I will miss his stealthy self.  I was getting used to the nightly scare when I would turn around in the kitchen to find him getting water out of the fridge.  That boy never makes a sound.

Yes, I know that at 22 he is really a man.  But they will always be boys to me.  

Saturday, August 4, 2012

My Guys

Not the greatest pics, but trying to get these four/five guys to behave for a picture is almost impossible.  First we had to get one to come out from under the table, and then when he did he kept moving so most of the pics are blurry.  The next challenge was to get them all with their eyes open since they kept laughing and the red headed one almost always closes his eyes when he laughs. 

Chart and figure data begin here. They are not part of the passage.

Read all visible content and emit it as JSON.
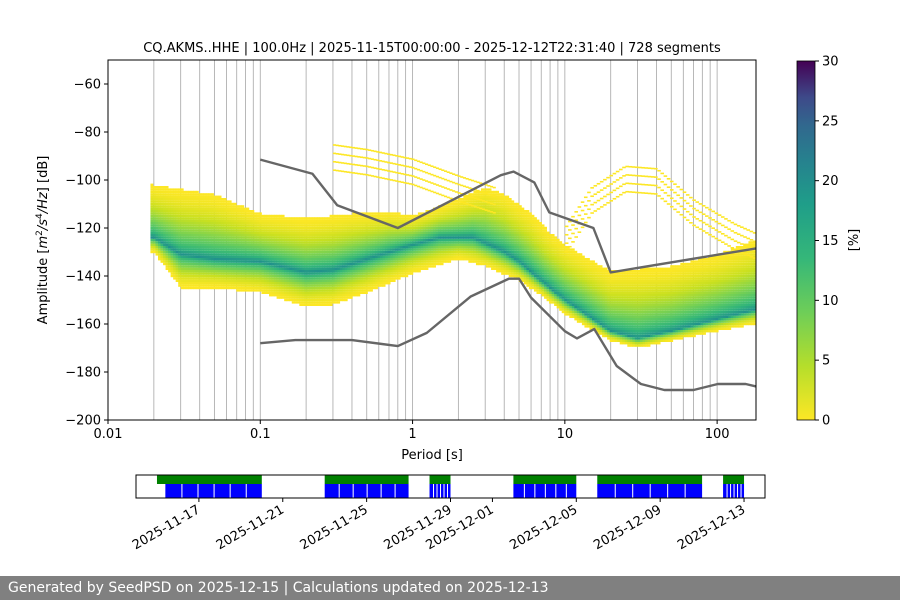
{
  "chart_data": [
    {
      "type": "heatmap",
      "title": "CQ.AKMS..HHE | 100.0Hz | 2025-11-15T00:00:00 - 2025-12-12T22:31:40 | 728 segments",
      "xlabel": "Period [s]",
      "ylabel_parts": [
        "Amplitude [",
        "m",
        "2",
        "/",
        "s",
        "4",
        "/",
        "Hz",
        "] [dB]"
      ],
      "x_scale": "log",
      "xlim": [
        0.01,
        180
      ],
      "ylim": [
        -200,
        -50
      ],
      "x_ticks": [
        0.01,
        0.1,
        1,
        10,
        100
      ],
      "x_tick_labels": [
        "0.01",
        "0.1",
        "1",
        "10",
        "100"
      ],
      "y_ticks": [
        -200,
        -180,
        -160,
        -140,
        -120,
        -100,
        -80,
        -60
      ],
      "y_tick_labels": [
        "−200",
        "−180",
        "−160",
        "−140",
        "−120",
        "−100",
        "−80",
        "−60"
      ],
      "grid": "vertical",
      "colorbar": {
        "label": "[%]",
        "range": [
          0,
          30
        ],
        "ticks": [
          0,
          5,
          10,
          15,
          20,
          25,
          30
        ],
        "tick_labels": [
          "0",
          "5",
          "10",
          "15",
          "20",
          "25",
          "30"
        ],
        "colormap": "viridis (reversed)"
      },
      "noise_models": [
        {
          "name": "NHNM",
          "color": "#666666",
          "points": [
            [
              0.1,
              -91.5
            ],
            [
              0.22,
              -97.4
            ],
            [
              0.32,
              -110.5
            ],
            [
              0.8,
              -120
            ],
            [
              3.8,
              -98
            ],
            [
              4.6,
              -96.5
            ],
            [
              6.3,
              -101
            ],
            [
              7.9,
              -113.5
            ],
            [
              15.4,
              -120
            ],
            [
              20,
              -138.5
            ],
            [
              180,
              -128.5
            ]
          ]
        },
        {
          "name": "NLNM",
          "color": "#666666",
          "points": [
            [
              0.1,
              -168
            ],
            [
              0.17,
              -166.7
            ],
            [
              0.4,
              -166.7
            ],
            [
              0.8,
              -169.2
            ],
            [
              1.24,
              -163.7
            ],
            [
              2.4,
              -148.6
            ],
            [
              4.3,
              -141.1
            ],
            [
              5.0,
              -141.1
            ],
            [
              6.0,
              -149
            ],
            [
              10,
              -163
            ],
            [
              12,
              -166
            ],
            [
              15.6,
              -162.1
            ],
            [
              21.9,
              -177.5
            ],
            [
              31.6,
              -185
            ],
            [
              45,
              -187.5
            ],
            [
              70,
              -187.5
            ],
            [
              101,
              -185
            ],
            [
              154,
              -185
            ],
            [
              180,
              -186
            ]
          ]
        }
      ],
      "percentile_curves": [
        {
          "name": "mode",
          "points": [
            [
              0.02,
              -124
            ],
            [
              0.03,
              -131
            ],
            [
              0.05,
              -133
            ],
            [
              0.1,
              -134
            ],
            [
              0.2,
              -138.5
            ],
            [
              0.3,
              -137.5
            ],
            [
              0.5,
              -133
            ],
            [
              1,
              -127
            ],
            [
              1.5,
              -124
            ],
            [
              2.5,
              -124
            ],
            [
              4,
              -130
            ],
            [
              5,
              -134
            ],
            [
              7,
              -142
            ],
            [
              10,
              -150
            ],
            [
              20,
              -163
            ],
            [
              30,
              -166
            ],
            [
              50,
              -163
            ],
            [
              100,
              -158
            ],
            [
              180,
              -154
            ]
          ]
        },
        {
          "name": "lower",
          "points": [
            [
              0.02,
              -130
            ],
            [
              0.03,
              -145
            ],
            [
              0.05,
              -145
            ],
            [
              0.1,
              -147
            ],
            [
              0.2,
              -153
            ],
            [
              0.3,
              -152
            ],
            [
              0.5,
              -147
            ],
            [
              1,
              -139
            ],
            [
              2,
              -133
            ],
            [
              3,
              -136
            ],
            [
              5,
              -142
            ],
            [
              7,
              -148
            ],
            [
              10,
              -156
            ],
            [
              20,
              -167
            ],
            [
              30,
              -170
            ],
            [
              60,
              -166
            ],
            [
              100,
              -163
            ],
            [
              180,
              -160
            ]
          ]
        },
        {
          "name": "upper",
          "points": [
            [
              0.02,
              -102
            ],
            [
              0.05,
              -106
            ],
            [
              0.1,
              -114
            ],
            [
              0.2,
              -116
            ],
            [
              0.4,
              -114
            ],
            [
              0.7,
              -113
            ],
            [
              1,
              -115
            ],
            [
              2,
              -108
            ],
            [
              3,
              -103
            ],
            [
              4,
              -106
            ],
            [
              6,
              -114
            ],
            [
              8,
              -122
            ],
            [
              10,
              -127
            ],
            [
              20,
              -138
            ],
            [
              50,
              -136
            ],
            [
              100,
              -131
            ],
            [
              180,
              -125
            ]
          ]
        }
      ],
      "sparse_bands": [
        {
          "name": "upper-arch",
          "points": [
            [
              0.3,
              -85
            ],
            [
              0.5,
              -87
            ],
            [
              1,
              -91
            ],
            [
              2,
              -98
            ],
            [
              3.5,
              -103
            ]
          ]
        },
        {
          "name": "right-hump",
          "points": [
            [
              10,
              -120
            ],
            [
              15,
              -103
            ],
            [
              25,
              -94
            ],
            [
              40,
              -95
            ],
            [
              70,
              -108
            ],
            [
              130,
              -118
            ],
            [
              180,
              -122
            ]
          ]
        }
      ]
    },
    {
      "type": "timeline",
      "x_tick_labels": [
        "2025-11-17",
        "2025-11-21",
        "2025-11-25",
        "2025-11-29",
        "2025-12-01",
        "2025-12-05",
        "2025-12-09",
        "2025-12-13"
      ],
      "x_tick_dates": [
        "2025-11-17",
        "2025-11-21",
        "2025-11-25",
        "2025-11-29",
        "2025-12-01",
        "2025-12-05",
        "2025-12-09",
        "2025-12-13"
      ],
      "date_range": [
        "2025-11-14",
        "2025-12-14"
      ],
      "data_color": "#008000",
      "psd_color": "#0000ff",
      "data_availability": [
        [
          "2025-11-15",
          "2025-11-20"
        ],
        [
          "2025-11-23",
          "2025-11-27"
        ],
        [
          "2025-11-28",
          "2025-11-29"
        ],
        [
          "2025-12-02",
          "2025-12-05"
        ],
        [
          "2025-12-06",
          "2025-12-11"
        ],
        [
          "2025-12-12",
          "2025-12-13"
        ]
      ],
      "psd_availability": [
        [
          "2025-11-15.4",
          "2025-11-20"
        ],
        [
          "2025-11-23",
          "2025-11-27"
        ],
        [
          "2025-11-28",
          "2025-11-29"
        ],
        [
          "2025-12-02",
          "2025-12-05"
        ],
        [
          "2025-12-06",
          "2025-12-11"
        ],
        [
          "2025-12-12",
          "2025-12-13"
        ]
      ]
    }
  ],
  "footer": "Generated by SeedPSD on 2025-12-15 | Calculations updated on 2025-12-13"
}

No matter what, they are my guys and I love each and every one of them.

One is under the table


Aww, we got him to come out



The 4 Amigos, All College Grads, All Employed


Friday, August 3, 2012

Finding Me - Scary Stuff

This finding me year is scary stuff.  

One of the problems I have with finding me is that I never see myself as others do, and I am always surprised by what they have to say, usually pleasantly. I know it is because I have a bad self-image.  Something I have battled all my life, and don't see myself getting over any time soon.

Tonight the boys all asked me to play Citadels with them, so I went into the Man Cave and played a game.  During the game we were all talking about a project I have been working on, and all the advice I have been getting regarding said project. I mentioned to the boys that someone suggested I show my skill sets during this project, but that I was not sure I had any skill sets to show off.  The boys immediately started talking about how my skill set was that I was a people person.  The youngest said it was obvious by how strangers came up to me in stores to ask for help and/or tell me their problems or life story.  It was nice to hear what the boys thought. It was nice that they even notice.  

I will continue on this path of finding me, but I will do so with shaking knees and an upset stomach most of the time.